Back when I first stumbled upon the theory, I had looked at it as a way to better understand myself. I had been struggling to climb out of a crippling pit of depression. The ordeal left me broken and at the time, I felt like I was learning to be human again, re-teaching myself how to connect to myself and others. I thought if I knew what made me 'tick,' something would eventually click and I'd be myself again.
I then stumbled upon this community, which, as a whole, was especially preoccupied with self-discovery and analysis; a lot of the discussions I ended participating in were therapeutic and opportunities to help others with their problems also helped solidify my own beliefs and ideas about myself. There was a huge emphasis on type as well, so I endeavored to learn more about the theory. However, as time went on, I discovered that I became more caught up in the mechanics rather than its application (I was never satisfied; it was like I never knew enough about it) and the more I learned about it, the more disillusioned I became with the way that people used the theory. I found that the people who seemed to have the most information about the theory would twist it to suit their own biases and to satisfy their preferences for their type, as if type somehow defined rather than described them.

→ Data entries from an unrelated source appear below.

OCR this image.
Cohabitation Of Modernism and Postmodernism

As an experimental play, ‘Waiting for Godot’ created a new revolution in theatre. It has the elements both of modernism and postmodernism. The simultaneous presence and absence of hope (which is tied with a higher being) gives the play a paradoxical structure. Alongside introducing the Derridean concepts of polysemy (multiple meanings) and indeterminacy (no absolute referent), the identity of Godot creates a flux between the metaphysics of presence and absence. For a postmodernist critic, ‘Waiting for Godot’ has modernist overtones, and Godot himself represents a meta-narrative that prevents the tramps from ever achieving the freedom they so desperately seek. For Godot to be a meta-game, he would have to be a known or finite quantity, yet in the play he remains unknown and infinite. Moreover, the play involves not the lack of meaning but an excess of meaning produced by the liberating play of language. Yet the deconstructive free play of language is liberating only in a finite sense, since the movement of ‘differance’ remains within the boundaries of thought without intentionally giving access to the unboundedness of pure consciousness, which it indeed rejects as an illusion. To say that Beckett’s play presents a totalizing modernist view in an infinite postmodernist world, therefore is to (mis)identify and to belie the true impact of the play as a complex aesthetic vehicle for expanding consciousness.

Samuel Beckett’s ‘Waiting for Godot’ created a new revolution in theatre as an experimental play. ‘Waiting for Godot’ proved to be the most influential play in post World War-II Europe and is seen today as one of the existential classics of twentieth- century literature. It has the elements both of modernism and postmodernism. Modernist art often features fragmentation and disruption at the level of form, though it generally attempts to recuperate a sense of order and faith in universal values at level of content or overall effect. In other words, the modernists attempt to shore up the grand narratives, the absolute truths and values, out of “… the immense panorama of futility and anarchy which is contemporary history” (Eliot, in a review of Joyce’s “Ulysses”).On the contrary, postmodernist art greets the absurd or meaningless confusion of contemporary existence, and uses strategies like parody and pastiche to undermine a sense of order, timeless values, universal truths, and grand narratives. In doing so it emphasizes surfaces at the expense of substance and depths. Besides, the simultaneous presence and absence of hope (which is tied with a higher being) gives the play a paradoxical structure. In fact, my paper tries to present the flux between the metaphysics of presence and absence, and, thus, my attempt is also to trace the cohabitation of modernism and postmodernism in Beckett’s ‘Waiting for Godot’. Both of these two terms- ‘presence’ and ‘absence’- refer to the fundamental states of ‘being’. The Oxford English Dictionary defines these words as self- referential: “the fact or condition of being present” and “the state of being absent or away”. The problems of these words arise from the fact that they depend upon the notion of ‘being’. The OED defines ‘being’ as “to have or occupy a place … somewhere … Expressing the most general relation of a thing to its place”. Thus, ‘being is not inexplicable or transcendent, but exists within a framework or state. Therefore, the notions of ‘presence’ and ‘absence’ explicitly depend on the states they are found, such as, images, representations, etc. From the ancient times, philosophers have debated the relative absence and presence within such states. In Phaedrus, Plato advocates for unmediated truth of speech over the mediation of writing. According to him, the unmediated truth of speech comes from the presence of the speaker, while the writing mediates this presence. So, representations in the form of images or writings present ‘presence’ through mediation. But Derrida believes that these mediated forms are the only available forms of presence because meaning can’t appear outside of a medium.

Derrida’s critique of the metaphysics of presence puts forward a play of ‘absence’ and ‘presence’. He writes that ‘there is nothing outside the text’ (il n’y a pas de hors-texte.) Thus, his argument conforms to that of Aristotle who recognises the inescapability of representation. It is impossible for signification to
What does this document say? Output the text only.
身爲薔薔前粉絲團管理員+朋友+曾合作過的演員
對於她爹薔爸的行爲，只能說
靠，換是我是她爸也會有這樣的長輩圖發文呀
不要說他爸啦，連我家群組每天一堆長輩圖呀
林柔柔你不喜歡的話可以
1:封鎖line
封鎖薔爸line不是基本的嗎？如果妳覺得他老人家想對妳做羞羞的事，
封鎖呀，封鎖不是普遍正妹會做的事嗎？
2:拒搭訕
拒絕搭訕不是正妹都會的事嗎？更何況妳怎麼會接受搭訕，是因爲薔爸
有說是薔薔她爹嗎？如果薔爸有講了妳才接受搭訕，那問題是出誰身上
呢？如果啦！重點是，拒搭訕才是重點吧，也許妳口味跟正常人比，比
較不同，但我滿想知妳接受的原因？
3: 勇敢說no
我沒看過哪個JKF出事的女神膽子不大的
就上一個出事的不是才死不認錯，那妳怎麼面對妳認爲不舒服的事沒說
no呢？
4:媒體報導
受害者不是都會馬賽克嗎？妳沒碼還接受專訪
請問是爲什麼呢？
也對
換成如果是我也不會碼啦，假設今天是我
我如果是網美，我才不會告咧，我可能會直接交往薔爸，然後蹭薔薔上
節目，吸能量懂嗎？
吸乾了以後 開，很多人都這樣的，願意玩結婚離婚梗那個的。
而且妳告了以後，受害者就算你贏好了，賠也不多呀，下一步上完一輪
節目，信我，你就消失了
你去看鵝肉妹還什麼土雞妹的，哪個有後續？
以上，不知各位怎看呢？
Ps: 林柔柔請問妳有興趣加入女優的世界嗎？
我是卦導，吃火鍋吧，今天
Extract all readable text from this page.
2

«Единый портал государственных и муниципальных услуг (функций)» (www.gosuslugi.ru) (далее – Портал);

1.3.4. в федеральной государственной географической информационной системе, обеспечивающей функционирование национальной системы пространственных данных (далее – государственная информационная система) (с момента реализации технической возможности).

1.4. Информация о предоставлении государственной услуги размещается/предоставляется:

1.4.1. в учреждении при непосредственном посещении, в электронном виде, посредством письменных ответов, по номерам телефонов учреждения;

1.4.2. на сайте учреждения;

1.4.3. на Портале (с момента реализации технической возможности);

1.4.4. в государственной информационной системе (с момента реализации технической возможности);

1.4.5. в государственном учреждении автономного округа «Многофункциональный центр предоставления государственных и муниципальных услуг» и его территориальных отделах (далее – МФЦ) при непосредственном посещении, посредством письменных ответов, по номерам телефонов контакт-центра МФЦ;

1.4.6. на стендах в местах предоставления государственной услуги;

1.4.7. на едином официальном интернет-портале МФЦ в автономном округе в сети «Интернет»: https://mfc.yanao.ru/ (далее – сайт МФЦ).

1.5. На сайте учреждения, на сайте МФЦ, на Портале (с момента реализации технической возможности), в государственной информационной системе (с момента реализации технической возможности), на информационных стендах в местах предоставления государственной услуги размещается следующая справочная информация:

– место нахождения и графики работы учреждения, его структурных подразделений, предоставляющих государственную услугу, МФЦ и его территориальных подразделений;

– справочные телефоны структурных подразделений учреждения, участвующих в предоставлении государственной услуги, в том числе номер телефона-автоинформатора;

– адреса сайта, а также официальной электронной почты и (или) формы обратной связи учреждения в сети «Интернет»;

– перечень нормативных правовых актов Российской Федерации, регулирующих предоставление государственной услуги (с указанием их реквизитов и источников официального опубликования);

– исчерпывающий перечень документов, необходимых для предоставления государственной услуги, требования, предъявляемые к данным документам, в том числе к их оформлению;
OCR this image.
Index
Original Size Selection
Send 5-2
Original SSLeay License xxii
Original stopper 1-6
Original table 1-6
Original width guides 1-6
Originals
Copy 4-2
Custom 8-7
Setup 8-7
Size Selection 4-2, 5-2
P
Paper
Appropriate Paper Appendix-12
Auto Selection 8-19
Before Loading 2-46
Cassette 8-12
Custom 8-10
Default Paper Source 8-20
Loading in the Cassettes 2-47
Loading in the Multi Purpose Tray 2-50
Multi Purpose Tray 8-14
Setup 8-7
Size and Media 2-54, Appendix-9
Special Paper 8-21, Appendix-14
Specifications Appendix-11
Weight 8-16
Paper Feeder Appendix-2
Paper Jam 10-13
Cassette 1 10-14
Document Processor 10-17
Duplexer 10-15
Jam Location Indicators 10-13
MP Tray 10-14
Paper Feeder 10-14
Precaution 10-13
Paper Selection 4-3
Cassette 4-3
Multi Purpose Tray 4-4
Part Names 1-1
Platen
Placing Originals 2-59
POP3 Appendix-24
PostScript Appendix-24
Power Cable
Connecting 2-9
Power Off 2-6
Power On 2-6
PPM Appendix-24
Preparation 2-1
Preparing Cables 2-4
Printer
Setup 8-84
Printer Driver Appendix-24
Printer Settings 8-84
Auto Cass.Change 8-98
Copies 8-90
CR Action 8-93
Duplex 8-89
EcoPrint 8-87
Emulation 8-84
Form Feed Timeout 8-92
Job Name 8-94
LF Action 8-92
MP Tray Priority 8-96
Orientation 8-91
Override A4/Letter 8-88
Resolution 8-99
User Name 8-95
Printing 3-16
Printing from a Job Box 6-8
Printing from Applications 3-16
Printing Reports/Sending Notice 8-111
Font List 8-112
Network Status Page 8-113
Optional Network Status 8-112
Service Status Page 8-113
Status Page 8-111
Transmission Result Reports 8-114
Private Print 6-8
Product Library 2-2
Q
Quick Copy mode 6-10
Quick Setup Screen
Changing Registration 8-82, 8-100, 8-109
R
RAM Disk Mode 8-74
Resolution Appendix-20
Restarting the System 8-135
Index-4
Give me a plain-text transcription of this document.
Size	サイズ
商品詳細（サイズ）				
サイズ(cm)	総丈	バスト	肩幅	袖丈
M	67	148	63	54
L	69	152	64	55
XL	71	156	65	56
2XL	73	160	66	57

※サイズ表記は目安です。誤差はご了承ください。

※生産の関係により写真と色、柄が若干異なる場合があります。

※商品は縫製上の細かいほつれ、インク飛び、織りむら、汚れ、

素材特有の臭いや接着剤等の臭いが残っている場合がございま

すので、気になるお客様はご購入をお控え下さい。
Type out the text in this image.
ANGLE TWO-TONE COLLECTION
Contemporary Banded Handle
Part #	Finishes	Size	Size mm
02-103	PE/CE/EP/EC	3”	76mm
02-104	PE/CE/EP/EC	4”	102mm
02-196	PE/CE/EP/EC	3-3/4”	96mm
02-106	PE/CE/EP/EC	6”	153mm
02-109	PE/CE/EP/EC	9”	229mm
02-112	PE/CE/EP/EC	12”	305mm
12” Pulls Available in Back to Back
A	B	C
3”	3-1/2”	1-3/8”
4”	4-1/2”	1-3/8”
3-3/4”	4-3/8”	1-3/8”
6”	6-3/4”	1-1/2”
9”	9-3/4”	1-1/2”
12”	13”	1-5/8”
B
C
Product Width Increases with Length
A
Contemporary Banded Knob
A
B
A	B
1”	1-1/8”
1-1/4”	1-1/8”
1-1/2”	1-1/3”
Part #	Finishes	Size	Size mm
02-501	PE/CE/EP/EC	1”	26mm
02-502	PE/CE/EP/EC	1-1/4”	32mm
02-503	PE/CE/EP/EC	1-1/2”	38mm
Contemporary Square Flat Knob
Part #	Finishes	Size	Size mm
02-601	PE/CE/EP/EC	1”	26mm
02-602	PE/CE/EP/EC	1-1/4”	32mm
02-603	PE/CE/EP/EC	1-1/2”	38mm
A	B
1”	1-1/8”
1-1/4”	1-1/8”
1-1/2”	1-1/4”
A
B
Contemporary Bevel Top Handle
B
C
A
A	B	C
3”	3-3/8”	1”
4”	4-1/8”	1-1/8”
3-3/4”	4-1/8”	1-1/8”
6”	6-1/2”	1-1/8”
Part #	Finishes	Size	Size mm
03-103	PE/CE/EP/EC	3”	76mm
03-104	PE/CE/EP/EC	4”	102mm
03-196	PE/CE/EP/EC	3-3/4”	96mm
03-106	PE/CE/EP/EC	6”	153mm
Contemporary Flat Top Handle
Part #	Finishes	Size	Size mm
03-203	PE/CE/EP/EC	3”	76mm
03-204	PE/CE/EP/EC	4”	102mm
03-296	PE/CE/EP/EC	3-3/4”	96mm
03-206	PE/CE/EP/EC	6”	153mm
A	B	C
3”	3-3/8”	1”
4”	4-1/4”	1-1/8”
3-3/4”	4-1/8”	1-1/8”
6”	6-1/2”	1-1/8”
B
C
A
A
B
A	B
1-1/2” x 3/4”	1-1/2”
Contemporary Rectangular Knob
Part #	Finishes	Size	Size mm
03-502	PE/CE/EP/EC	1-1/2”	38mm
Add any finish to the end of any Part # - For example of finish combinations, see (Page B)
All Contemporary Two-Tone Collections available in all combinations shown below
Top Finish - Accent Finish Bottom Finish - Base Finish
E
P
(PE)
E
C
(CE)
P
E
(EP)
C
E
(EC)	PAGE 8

This prompted me to take a good look at myself and my own understanding of my type and to what end I was doing all this research for. In the end, I realized that knowing my type wasn't what was important; it was the journey of self-questioning and analysis to get where I was that ultimately helped me heal.
At this point, I don't care about my type. It's arbitrary. I've reached the conclusion that there comes a time when you have to stop questioning and redefining yourself and just live, otherwise, you'll constantly be caught at the drawing board. Identity is developed through experience, not perpetual introspecting.
As for helping me understand other people, it's only acknowledged what I already, intuitively knew; people are different because their perspectives are different. I do better connecting with people on instinct, rather than theoretical basis, because it's already a natural ability of mine. There is no need to over-think it.